Garner: Would the surge have worked three years earlier? Possibly, yeah. We didn't do a lot for those three years except just sit around and watch. ... What helped the surge was, in Anbar of course the tribes decided they were so tired of al-Qaida, they decided to cooperate. Muqtada al-Sadr decided he'd be a little bit quiet during this time, so those two things helped. Whether those would've occurred three years earlier, I don't know.

But where I think we missed the boat, what really would have worked, is if when we went in there, instead of trying to rubber-stamp a democracy... if we had let them go to a federal system, where you could have still had a government in Baghdad, but where you put the people in their own tribal, ethnic and religious comfort zone. So you could have had a federal system -- like in Kurdistan, where they elect their own leader, they have their own security forces, they have their own constitution, and they could report back to Baghdad, just like they do in Kurdistan -- but where the velvet fist of government felt by the people would have been from their federal district, not from Baghdad.

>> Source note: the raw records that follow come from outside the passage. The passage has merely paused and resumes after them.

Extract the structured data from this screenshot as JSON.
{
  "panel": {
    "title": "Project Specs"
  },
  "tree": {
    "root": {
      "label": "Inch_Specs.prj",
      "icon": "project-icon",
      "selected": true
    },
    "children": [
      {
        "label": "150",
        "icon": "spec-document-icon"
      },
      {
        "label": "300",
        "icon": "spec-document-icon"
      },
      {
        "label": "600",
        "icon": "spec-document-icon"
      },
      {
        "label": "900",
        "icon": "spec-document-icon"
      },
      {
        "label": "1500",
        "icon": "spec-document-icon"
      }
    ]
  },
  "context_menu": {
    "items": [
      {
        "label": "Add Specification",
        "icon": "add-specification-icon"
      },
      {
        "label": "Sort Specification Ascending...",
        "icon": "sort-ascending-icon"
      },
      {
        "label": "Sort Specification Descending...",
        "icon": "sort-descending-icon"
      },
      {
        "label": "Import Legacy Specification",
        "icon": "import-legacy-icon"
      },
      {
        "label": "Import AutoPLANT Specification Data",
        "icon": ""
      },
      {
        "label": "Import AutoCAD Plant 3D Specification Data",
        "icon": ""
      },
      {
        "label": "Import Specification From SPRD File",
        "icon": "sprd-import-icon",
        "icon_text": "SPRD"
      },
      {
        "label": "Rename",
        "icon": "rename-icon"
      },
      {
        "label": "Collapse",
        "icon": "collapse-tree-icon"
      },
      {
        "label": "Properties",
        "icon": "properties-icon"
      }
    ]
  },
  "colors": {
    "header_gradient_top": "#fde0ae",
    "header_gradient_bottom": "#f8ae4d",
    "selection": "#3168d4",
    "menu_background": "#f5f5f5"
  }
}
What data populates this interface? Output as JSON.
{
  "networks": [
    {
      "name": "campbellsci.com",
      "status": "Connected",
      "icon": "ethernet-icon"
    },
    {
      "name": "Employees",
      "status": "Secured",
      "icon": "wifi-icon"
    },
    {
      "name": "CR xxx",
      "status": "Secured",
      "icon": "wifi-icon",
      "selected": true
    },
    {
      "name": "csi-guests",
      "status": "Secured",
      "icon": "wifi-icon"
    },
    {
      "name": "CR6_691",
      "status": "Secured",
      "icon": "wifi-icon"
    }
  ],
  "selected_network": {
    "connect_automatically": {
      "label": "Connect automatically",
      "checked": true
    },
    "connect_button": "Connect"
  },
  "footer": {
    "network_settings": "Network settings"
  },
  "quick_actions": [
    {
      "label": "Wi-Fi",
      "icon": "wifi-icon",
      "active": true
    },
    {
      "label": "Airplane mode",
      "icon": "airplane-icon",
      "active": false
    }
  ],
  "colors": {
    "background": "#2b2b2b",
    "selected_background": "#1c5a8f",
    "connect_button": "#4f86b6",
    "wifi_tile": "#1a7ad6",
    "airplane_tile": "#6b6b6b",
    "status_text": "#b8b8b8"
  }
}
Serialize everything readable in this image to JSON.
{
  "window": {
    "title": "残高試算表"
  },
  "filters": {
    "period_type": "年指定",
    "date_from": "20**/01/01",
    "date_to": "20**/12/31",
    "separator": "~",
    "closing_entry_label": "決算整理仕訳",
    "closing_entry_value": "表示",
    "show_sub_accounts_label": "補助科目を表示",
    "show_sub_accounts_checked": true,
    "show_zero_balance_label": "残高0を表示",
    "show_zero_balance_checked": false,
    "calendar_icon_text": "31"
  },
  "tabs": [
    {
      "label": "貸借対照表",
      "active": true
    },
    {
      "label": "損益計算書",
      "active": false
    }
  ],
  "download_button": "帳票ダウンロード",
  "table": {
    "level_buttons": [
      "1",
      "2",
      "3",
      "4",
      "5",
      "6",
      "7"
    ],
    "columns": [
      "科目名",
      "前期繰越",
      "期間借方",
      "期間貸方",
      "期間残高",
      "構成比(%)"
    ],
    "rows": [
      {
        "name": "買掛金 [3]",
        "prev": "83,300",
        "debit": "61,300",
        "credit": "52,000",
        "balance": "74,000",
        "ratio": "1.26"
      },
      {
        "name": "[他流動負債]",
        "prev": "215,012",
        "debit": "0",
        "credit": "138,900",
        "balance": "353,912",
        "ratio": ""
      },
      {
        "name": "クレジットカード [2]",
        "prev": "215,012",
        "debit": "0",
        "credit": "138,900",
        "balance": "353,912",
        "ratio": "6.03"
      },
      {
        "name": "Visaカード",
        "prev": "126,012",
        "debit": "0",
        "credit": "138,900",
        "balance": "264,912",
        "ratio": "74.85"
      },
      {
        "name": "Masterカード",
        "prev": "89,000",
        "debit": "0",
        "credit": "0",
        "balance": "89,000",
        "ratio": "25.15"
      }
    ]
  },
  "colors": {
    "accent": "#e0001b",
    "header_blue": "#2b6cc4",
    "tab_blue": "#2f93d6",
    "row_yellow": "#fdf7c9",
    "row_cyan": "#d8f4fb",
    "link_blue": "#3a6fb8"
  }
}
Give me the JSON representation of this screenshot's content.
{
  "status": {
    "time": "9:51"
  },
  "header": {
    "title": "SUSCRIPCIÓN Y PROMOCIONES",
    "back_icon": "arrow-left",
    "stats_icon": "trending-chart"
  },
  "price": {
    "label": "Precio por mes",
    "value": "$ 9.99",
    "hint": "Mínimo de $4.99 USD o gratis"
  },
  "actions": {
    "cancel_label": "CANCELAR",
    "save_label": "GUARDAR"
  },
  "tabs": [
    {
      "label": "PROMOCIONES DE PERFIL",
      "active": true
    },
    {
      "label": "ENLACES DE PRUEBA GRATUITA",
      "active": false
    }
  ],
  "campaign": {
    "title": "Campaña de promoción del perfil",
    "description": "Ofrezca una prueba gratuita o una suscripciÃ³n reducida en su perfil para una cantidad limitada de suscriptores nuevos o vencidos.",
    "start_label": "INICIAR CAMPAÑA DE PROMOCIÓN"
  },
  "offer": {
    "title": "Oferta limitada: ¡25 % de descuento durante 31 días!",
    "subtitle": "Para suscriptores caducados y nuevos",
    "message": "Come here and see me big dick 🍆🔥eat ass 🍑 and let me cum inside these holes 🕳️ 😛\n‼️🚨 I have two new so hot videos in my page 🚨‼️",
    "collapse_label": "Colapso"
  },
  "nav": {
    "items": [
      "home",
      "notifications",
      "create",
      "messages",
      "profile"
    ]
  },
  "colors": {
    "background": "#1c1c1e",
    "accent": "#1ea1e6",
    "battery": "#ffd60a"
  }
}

NJ: What policy could the U.S. take toward Iran that would be helpful to the future of Iraq?

Barzani: There is no doubt that Iran has influence in Iraq. And Iran wants to have a role in Iraq and also in the region. And at the same time, Iran wanted assurances that the situation in Iraq would not have a negative impact and that Iraq would not be utilized to launch attacks. Of course Iran has its own agenda.

As for the next president of the United States, what Iran wants is that role to play, so it depends on both the next president of the United States and Iraq, and to what extent the U.S. is ready to give that role, or to what extent that role would be given, to Iran.